---
name: release-readiness-audit
description: Pre-production go/no-go gate. Given a branch or diff, assesses migration safety, rollback path, config drift, runbook coverage, monitoring coverage, and deploy strategy fit. Static, live, and runtime (canary smoke) modes.
argument-hint: [--base main]
allowed-tools: Read Grep Glob Write Edit Bash(bash:*)
effort: high
---

# Release Readiness Audit

<!-- anthril-output-directive -->
> **Output path directive (canonical — overrides in-body references).**
> All file outputs from this skill MUST be written under `.anthril/audits/`.
> Run `mkdir -p .anthril/audits` before the first `Write` call.
> Primary artefact: `.anthril/audits/release-readiness-audit.md`.
> Do NOT write to the project root or to bare filenames at cwd.
> Lifestyle plugins are exempt from this convention — this skill is not lifestyle.

## When to use

Run this skill when the user mentions:
- Release readiness, pre-deploy check, go/no-go
- Migration safety, destructive DDL review
- Rollback plan, revert safety
- Canary, blue-green, rolling deploy strategy
- Feature-flag coverage for a release

Integrative skill — pulls signal from CI status, Postgres schema, feature-flag config, and git history.

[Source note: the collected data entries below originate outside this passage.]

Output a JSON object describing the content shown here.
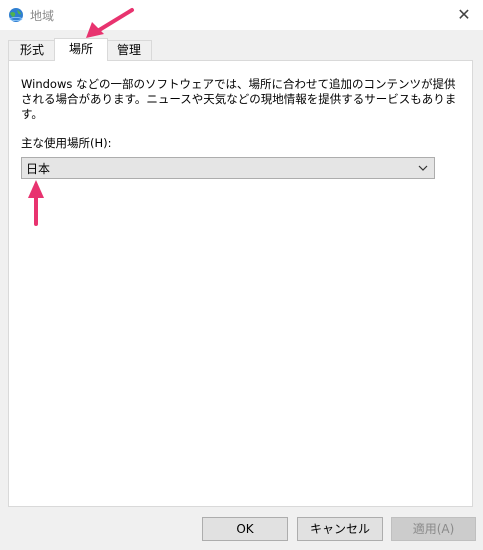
{
  "window": {
    "title": "地域",
    "icon": "globe-icon",
    "close_icon": "close-icon"
  },
  "tabs": [
    {
      "label": "形式",
      "active": false
    },
    {
      "label": "場所",
      "active": true
    },
    {
      "label": "管理",
      "active": false
    }
  ],
  "location": {
    "description": "Windows などの一部のソフトウェアでは、場所に合わせて追加のコンテンツが提供される場合があります。ニュースや天気などの現地情報を提供するサービスもあります。",
    "label": "主な使用場所(H):",
    "selected": "日本",
    "dropdown_icon": "chevron-down-icon"
  },
  "buttons": {
    "ok": "OK",
    "cancel": "キャンセル",
    "apply": "適用(A)"
  },
  "colors": {
    "annotation_arrow": "#e8336f"
  }
}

Assesses migration safety (destructive DDL vs additive-only, backfill plan, lock duration), rollback path (forward-only changes flagged, feature-flag coverage, revert safety), config and secrets drift, runbook existence for new code paths, monitoring coverage for the new surface, and deploy strategy fit. Produces a go/no-go verdict with pre-deploy checklist, post-deploy checklist, and a rollback procedure document.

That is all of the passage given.